「山陰の気象条件に沿った」家づくり 番外編 1

少し前に当ブログにて、

「雨降りの日が比較的多い地域である、山陰地方に暮らす私たちにとって、買い物帰りの車から家の中に入るまでの、人と荷物が雨(や雪)に濡れない工夫は、整えると重宝する、大切な機能のひとつなのかもしれません」

と、申しあげた記事 を掲載しました。

では実際にどのような工夫が出来るのだろうかと、その後いろいろ検討案を拵えてみたのですが、今回はそのなかの「濡れない平屋案」の模型を紹介させてください。

上の写真は、前面道路が付く、建物西側を捉えたものです。写真の左手、建物の北西に部分的に見える、屋根と柱で囲まれた空間が、屋根つきの駐車スペースです。

駐車スペース奥の勝手口ドアを開けると、そこから収納庫、パントリーを経由して、建物中央に位置するキッチンに繋がります。
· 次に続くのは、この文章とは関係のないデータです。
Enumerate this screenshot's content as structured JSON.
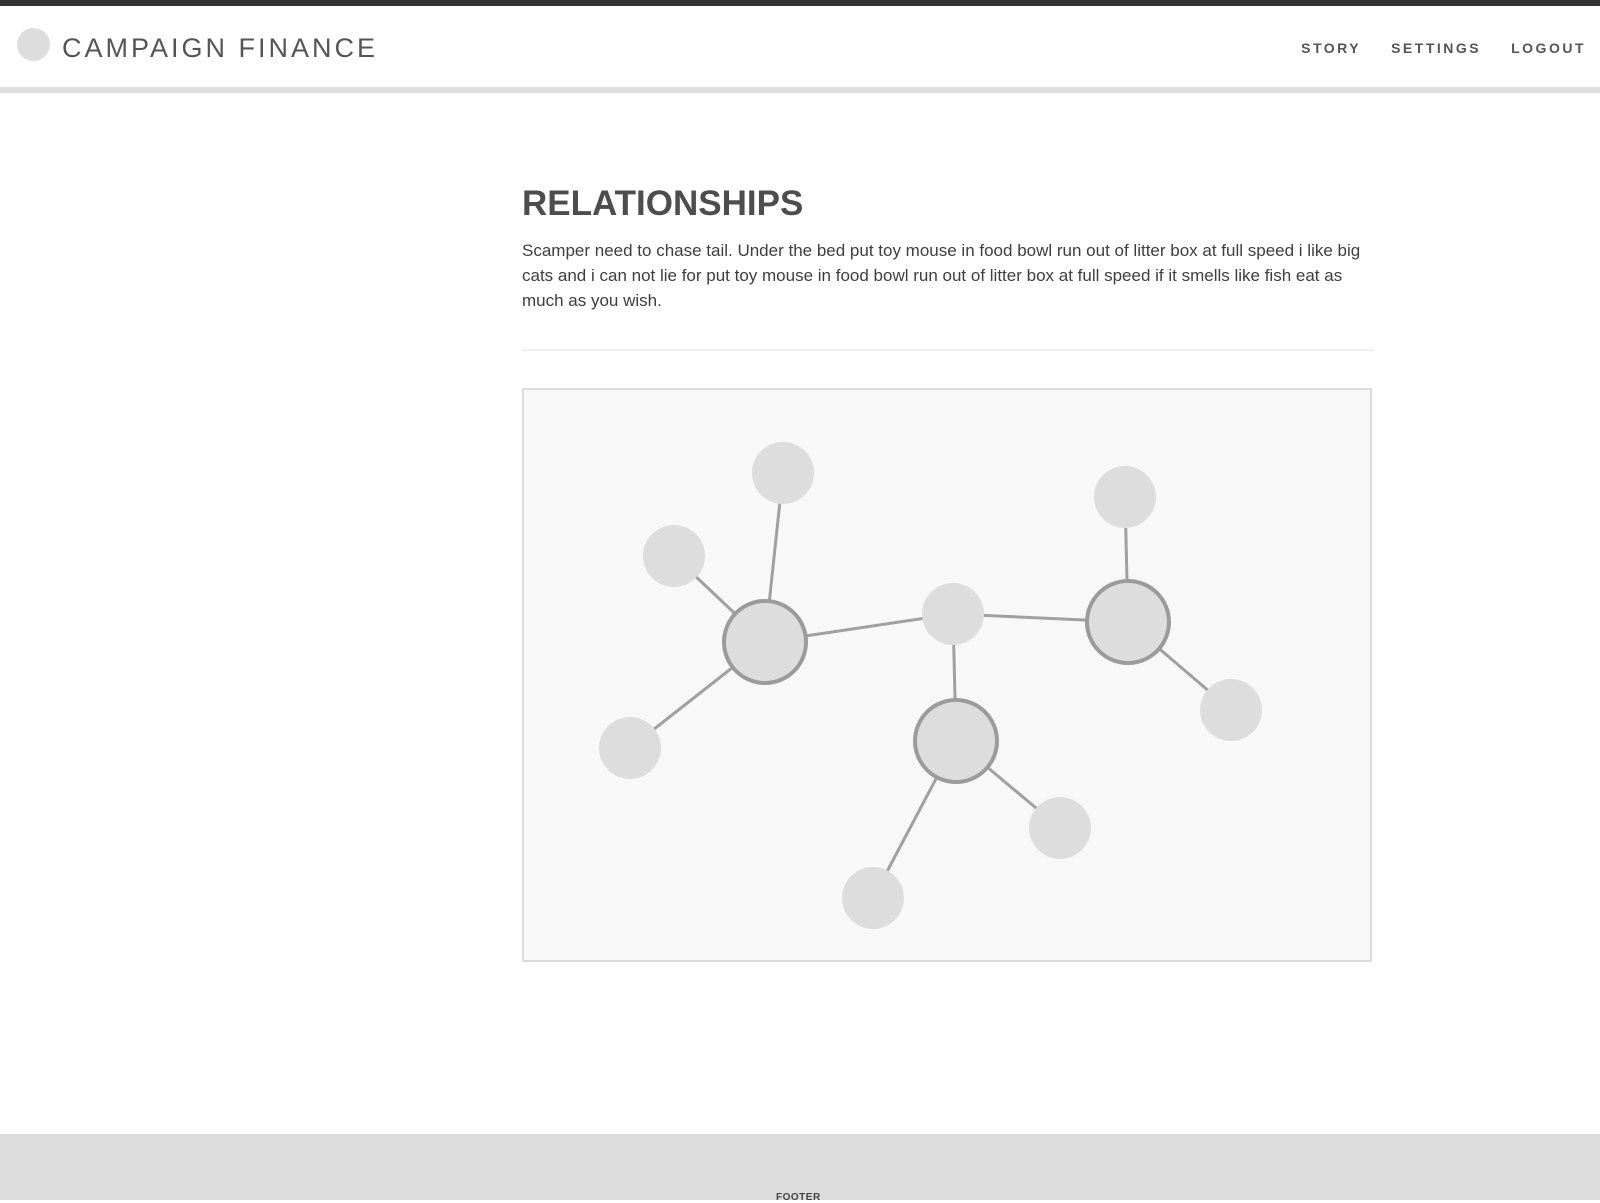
{
  "header": {
    "title": "CAMPAIGN FINANCE",
    "nav": [
      "STORY",
      "SETTINGS",
      "LOGOUT"
    ]
  },
  "main": {
    "title": "RELATIONSHIPS",
    "intro": "Scamper need to chase tail. Under the bed put toy mouse in food bowl run out of litter box at full speed i like big cats and i can not lie for put toy mouse in food bowl run out of litter box at full speed if it smells like fish eat as much as you wish."
  },
  "graph": {
    "node_fill": "#dddddd",
    "hub_stroke": "#9b9b9b",
    "edge_color": "#a0a0a0",
    "panel_bg": "#f8f8f8",
    "nodes": [
      {
        "id": "hub-a",
        "type": "hub"
      },
      {
        "id": "hub-b",
        "type": "hub"
      },
      {
        "id": "hub-c",
        "type": "hub"
      },
      {
        "id": "center",
        "type": "leaf"
      },
      {
        "id": "a1",
        "type": "leaf"
      },
      {
        "id": "a2",
        "type": "leaf"
      },
      {
        "id": "a3",
        "type": "leaf"
      },
      {
        "id": "b1",
        "type": "leaf"
      },
      {
        "id": "b2",
        "type": "leaf"
      },
      {
        "id": "c1",
        "type": "leaf"
      },
      {
        "id": "c2",
        "type": "leaf"
      }
    ],
    "edges": [
      [
        "hub-a",
        "center"
      ],
      [
        "center",
        "hub-b"
      ],
      [
        "center",
        "hub-c"
      ],
      [
        "hub-a",
        "a1"
      ],
      [
        "hub-a",
        "a2"
      ],
      [
        "hub-a",
        "a3"
      ],
      [
        "hub-b",
        "b1"
      ],
      [
        "hub-b",
        "b2"
      ],
      [
        "hub-c",
        "c1"
      ],
      [
        "hub-c",
        "c2"
      ]
    ]
  },
  "footer": {
    "label": "FOOTER"
  }
}
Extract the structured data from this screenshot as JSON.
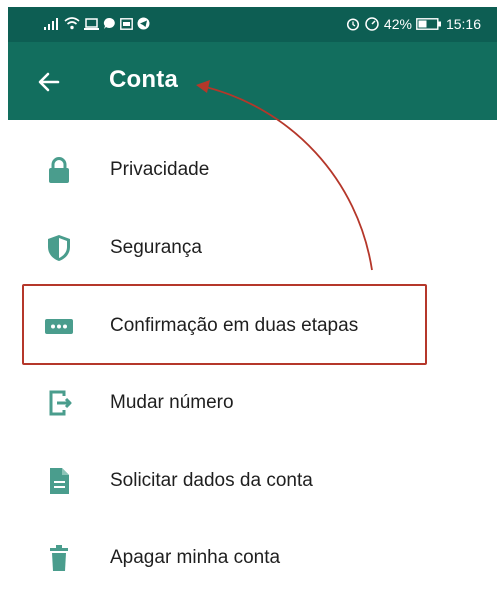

この経路以外のルートについては当初、雨天時に濡れないで移動することは想定していなかったのですが、

模型づくりの過程で、玄関の屋根の、軒とケラバの寸法を大きく取ることで、駐車スペースから玄関(と、その奥に設けた納戸)への経路も「濡れない動線」として充分効果的に使えることがわかり、設計変更しています。

こちらの写真は(「買い物からの、濡れない動線」でありませんが)、建物南・東側です。

写真正面(敷地南側)の主庭に対して、写真右手奥(東側)のスペースは、洗濯物干しから夏の夜の線香花火まで、前面道路からの視線を気にせずに使える、プライベートな家族のための庭、として計画しました。ウッドデッキには、先述の動線同様、雨に濡れないように、上部に屋根を架けています。

完成した模型をぐるりとながめながら、あらためて考えてみると、上に挙げた「濡れない動線」の整備は、室内ではないけれども完全な屋外でもないエリア、いわば「半屋外」の空間を充実させる工夫のひとつなのだな、と言えそうです。

建物をこのような半屋外の空間で包むことは、日々の利便性が増したり、プライベートな空間で寛げるなど一見、ソフト面の充実についてフォーカスされがちですが、そこから少しピントをずらして眺めた先にハード面、具体的にいうと建物への環境負荷低減(つまり省エネ)に対する効果も浮かび上がってきます。